As an adolescent I watched the after-school specials where they talk about suicide and the devastating mark it leaves on the people left behind.  They looked shocked, analyzed the note, figured out the subtle clues, and solved the “why” mystery in record time to find closure.  The story usually revolved around someone who worried they wouldn’t be loved or felt alone in a moment.
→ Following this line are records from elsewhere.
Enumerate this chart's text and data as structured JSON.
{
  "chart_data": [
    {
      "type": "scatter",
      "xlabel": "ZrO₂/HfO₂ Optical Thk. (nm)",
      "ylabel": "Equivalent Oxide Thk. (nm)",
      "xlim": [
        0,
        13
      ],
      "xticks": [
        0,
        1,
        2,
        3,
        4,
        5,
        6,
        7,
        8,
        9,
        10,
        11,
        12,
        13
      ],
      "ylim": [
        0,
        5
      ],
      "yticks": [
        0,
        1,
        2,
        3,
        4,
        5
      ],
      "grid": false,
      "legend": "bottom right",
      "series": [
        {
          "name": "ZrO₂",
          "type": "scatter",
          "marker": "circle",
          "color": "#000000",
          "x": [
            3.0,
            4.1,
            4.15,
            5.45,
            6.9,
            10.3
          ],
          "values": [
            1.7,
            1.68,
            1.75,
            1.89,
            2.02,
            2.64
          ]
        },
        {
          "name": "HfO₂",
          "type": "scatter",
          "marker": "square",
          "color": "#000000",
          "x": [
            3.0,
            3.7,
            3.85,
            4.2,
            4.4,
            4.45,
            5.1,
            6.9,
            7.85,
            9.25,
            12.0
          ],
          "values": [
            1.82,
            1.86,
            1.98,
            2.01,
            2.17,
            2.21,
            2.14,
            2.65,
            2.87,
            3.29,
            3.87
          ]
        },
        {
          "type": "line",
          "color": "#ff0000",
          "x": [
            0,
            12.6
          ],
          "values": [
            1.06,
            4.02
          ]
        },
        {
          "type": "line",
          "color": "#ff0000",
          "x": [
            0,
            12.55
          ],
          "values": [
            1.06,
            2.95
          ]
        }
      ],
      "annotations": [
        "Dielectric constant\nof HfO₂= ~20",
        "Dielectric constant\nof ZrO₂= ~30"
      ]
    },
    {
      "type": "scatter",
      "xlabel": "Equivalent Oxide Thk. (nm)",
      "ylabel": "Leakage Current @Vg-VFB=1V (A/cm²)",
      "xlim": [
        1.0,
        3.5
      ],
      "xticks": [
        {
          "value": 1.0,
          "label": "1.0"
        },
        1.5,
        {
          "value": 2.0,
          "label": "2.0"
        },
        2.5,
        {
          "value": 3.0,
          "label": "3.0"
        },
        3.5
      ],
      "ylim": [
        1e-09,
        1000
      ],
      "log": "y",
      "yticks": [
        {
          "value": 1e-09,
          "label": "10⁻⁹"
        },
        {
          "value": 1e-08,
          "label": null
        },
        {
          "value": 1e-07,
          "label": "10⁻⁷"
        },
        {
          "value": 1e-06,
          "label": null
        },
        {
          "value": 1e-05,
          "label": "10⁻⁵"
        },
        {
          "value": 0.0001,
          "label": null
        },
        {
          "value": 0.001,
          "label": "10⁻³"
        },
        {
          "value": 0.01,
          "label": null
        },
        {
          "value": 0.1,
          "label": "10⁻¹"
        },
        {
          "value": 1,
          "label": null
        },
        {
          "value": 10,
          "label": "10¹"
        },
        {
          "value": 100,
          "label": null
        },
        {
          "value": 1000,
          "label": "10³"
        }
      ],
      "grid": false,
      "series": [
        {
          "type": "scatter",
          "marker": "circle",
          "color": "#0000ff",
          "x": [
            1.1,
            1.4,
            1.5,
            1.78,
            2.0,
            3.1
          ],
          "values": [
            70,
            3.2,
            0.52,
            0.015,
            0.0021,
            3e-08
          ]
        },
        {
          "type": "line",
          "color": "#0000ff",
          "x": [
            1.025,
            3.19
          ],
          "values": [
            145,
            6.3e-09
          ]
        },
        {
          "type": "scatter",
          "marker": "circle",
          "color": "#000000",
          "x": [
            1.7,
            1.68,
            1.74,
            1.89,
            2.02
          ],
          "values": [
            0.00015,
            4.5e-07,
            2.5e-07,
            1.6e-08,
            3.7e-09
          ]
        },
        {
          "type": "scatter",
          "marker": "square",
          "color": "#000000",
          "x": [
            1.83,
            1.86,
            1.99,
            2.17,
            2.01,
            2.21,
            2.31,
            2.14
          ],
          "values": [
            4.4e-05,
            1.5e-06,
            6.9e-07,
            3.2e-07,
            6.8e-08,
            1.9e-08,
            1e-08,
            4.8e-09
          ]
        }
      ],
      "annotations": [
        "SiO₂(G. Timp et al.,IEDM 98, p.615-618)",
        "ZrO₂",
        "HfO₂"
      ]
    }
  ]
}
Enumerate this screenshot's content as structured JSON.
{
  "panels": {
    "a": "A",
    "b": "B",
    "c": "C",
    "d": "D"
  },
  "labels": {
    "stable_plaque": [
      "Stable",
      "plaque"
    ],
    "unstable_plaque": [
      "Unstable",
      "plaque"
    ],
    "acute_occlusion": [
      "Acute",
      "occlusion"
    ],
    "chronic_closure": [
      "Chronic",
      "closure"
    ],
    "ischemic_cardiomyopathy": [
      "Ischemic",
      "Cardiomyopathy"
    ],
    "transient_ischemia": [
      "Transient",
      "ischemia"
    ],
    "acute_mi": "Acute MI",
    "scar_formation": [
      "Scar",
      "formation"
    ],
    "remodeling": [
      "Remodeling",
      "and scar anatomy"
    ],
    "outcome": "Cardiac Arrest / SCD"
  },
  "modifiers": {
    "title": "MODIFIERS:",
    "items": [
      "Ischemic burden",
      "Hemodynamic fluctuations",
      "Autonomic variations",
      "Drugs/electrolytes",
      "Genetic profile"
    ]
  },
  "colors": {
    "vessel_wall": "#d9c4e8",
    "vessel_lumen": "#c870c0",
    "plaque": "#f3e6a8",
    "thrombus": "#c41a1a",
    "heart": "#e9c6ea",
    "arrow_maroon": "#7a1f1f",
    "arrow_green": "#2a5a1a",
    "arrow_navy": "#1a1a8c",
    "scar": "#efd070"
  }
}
Love the person, I thought.  Tell them how special they are and all those dark monsters hiding in their head will disappear.

Which guy do you think commits suicide?

 

Survivors from a close suicide have to live with so much afterwards.  I knew my mother-in-law was mentally ill even though we never spoke about it out loud.  She made jokes about being crazy and had worked hard to keep her thirty-five years of sobriety.  As her husband became more ill, the alcohol made its way back into her life to numb the hurt.  We begged her to go to AA or try counseling.  Something to fight the monster inside.  I thought I could counter the isolation by repeatedly telling her how much we loved her.  How we needed her every day in our lives.  Her grandchildren needed her laughter and love.  I thought we could be enough if we loved her more.  That’s the funny thing about being naive.  The innocence behind the thought is laughable to someone who knows better.  It’s a disease, not a choice.  Would I ask someone to recover from cancer because I loved them a lot?  Suicide survivors understand this like no other.  They put in the countless hours listening, talking, begging to find it doesn’t change anything.  We were never enough.

The day after she died, we took the kids to a local pool to take their minds off the sadness.  They peeled off their shirts and raced to the edge.  I called them back to warn them about swimming in the deep end.  “Be careful with the slide.  Don’t swim near it.”  They dove in and had great moments.  There was laughter and smiles even with the pain heavy in their heart.  Hubs and I watched with hopes they wouldn’t be scarred for life.

My son swam closer and closer to the deep end where the mouth of the slide poured into the pool.  Racing bodies shot from the plastic tube and torpedoed the water.  I watched a giant kid climb up the three stories of stairs to get to the entrance.  I looked down to watch my son bob his head barely above the water to catch his breath.  His body squared in front of the slide’s opening.

“He’s gonna get hit,” I said to Hubs.  I wished my son to swim faster.  Mentally screaming at him to move his body out of harm’s way.  When I knew he wasn’t going to make it, I stood from my seat and started yelling at the water.  His ears were submerged under the water line and I couldn’t catch his attention.  I yelled louder.  He couldn’t hear me.  Not even when my voice turned from a shrill scream to a pathetic begging.  I tried turning my attention to the giant who was about to throw all his weight down the slide.  An unstoppable force.  Something completely out of my control.  Maybe I could alter his course.  Tell him to wait five minutes.  Then he disappeared.

The large kid shot from the tube like the weapon I knew he could be.  His feet crushed against my son’s back and pushed him under the water.  I almost dove in to wrap him up in my arms and make sure he was okay.  My son pushed up through the water and choked on chlorine and tears.  He got out, I cuddled him, and whispered warnings about swimming in front of the slide.

This is a the closest comparison I can share with watching someone you love battle depression.  (Please note, this is only my account.  Every person’s experience is unique and their own story.)  No matter how loud you scream, their demons flood their ears to keep it out.  They try to keep their head above water until some force is too much for them to take.  Unfortunately, they don’t always come back up.

And while everyone’s situation is different, this isn’t the afternoon special I was sold.  One person tweeted about how if only the Oregon mother knew how much her family loved her maybe the ending would’ve been different.  I countered with, it didn’t matter.  Because for the survivors who lived around the depressed person, we saw it coming all the way.  We hoped we could stop it.  We wished them better.  We begged for them to stay for us.  Which only confirms how naive we all are.